Aside from that, the movie is hurt by being too loud, trying to force emotions with theme music as an alternative to good writing, too many CGI action scenes, weak villains, and a loud climax that is hard to follow and full of cross-cuts between the actions of the different characters. To continue on the Star Wars analogy preferred by GoTG director James Gunn, Red Letter Media once pointed out that A New Hope had 1 climax sequence, The Empire Strikes Back had 2, The Return of the Jedi had 3, and The Phantom Menace has 4. Within the climax of GoTG, we have the actions of Peter and company chasing Ronan, Gamorah fighting Nebula, the fighters navigating an air battle, the ground command of Xandar, that of Rocket Racoon, and that of the bounty hunters, so it's a climax sequence divided into ***SIX*** parallel narrative subcomponents, that's pretty bad.

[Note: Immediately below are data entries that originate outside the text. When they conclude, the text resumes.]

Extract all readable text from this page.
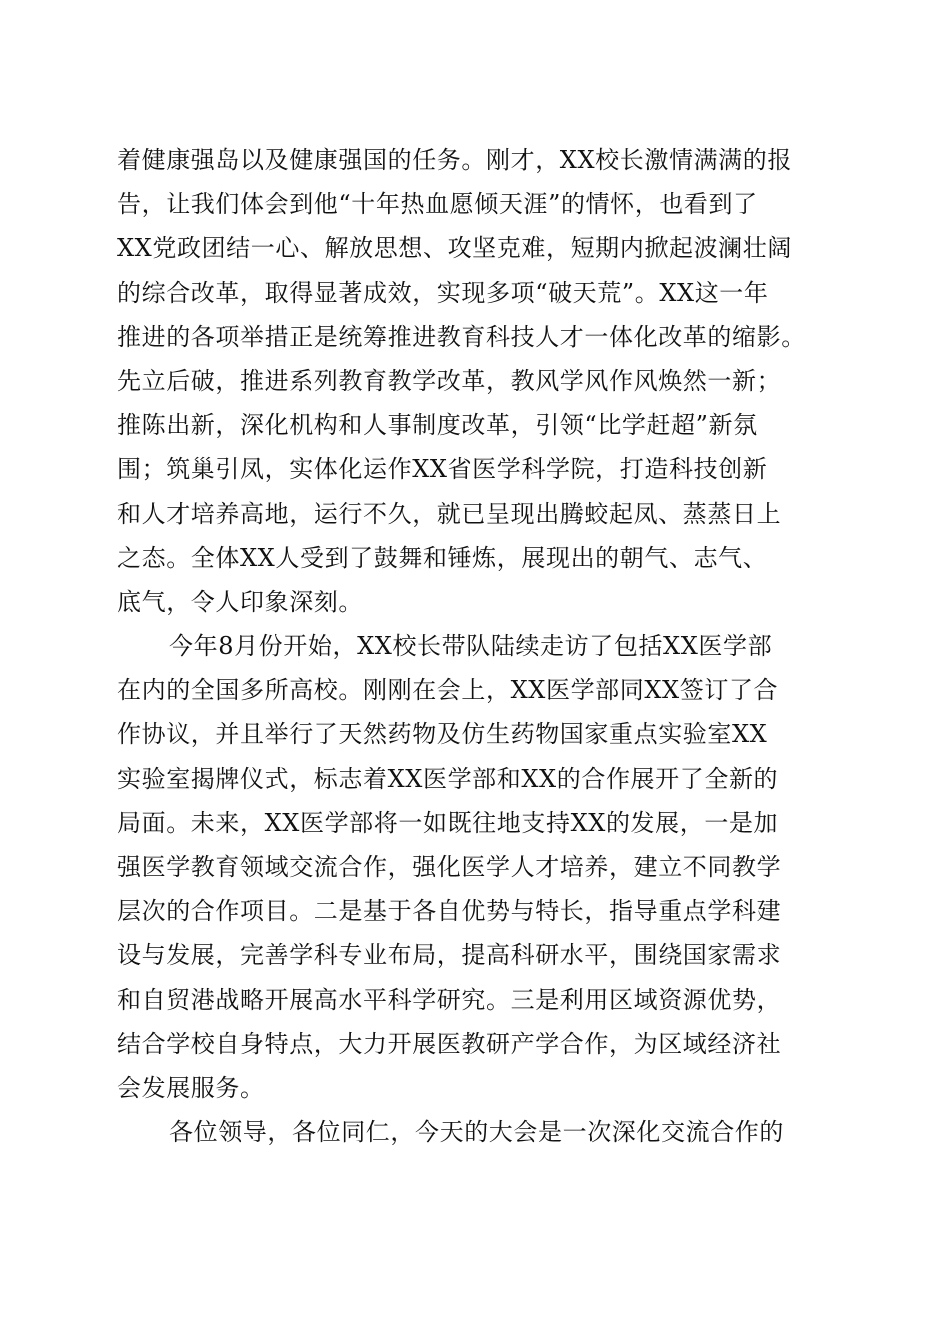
着健康强岛以及健康强国的任务。刚才，XX校长激情满满的报
告，让我们体会到他“十年热血愿倾天涯”的情怀，也看到了
XX党政团结一心、解放思想、攻坚克难，短期内掀起波澜壮阔
的综合改革，取得显著成效，实现多项“破天荒”。XX这一年
推进的各项举措正是统筹推进教育科技人才一体化改革的缩影。
先立后破，推进系列教育教学改革，教风学风作风焕然一新；
推陈出新，深化机构和人事制度改革，引领“比学赶超”新氛
围；筑巢引凤，实体化运作XX省医学科学院，打造科技创新
和人才培养高地，运行不久，就已呈现出腾蛟起凤、蒸蒸日上
之态。全体XX人受到了鼓舞和锤炼，展现出的朝气、志气、
底气，令人印象深刻。
今年8月份开始，XX校长带队陆续走访了包括XX医学部
在内的全国多所高校。刚刚在会上，XX医学部同XX签订了合
作协议，并且举行了天然药物及仿生药物国家重点实验室XX
实验室揭牌仪式，标志着XX医学部和XX的合作展开了全新的
局面。未来，XX医学部将一如既往地支持XX的发展，一是加
强医学教育领域交流合作，强化医学人才培养，建立不同教学
层次的合作项目。二是基于各自优势与特长，指导重点学科建
设与发展，完善学科专业布局，提高科研水平，围绕国家需求
和自贸港战略开展高水平科学研究。三是利用区域资源优势，
结合学校自身特点，大力开展医教研产学合作，为区域经济社
会发展服务。
各位领导，各位同仁，今天的大会是一次深化交流合作的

There were several pluses. As said before, a lot of funny jokes. The bonding between the characters is mostly earned. The colour scheme for the movie is consistent so it doesn't hurt the eyes in spite of being CGI. There's a more competent expansion of the mythology than we saw in Thor: The Dark World. Hearing a lot of those old songs was great ... "Cherry Bomb" from The Runaways in a superhero movie? Wow, that was great.
GoTG effectively incorporates story beats we've seen before, but doesnt create many new ones other than the fun time in the collector's lab. GoTG has both dull and fun moments. The jokes are plentiful, funnier than those in Thor: The Dark World but not as funny as those in The Winter Soldier or The Avengers. It's worth seeing once, if you're not otherwise busy. The CGI is good for what it is.
Overall, GoTG is competent, but not inspired.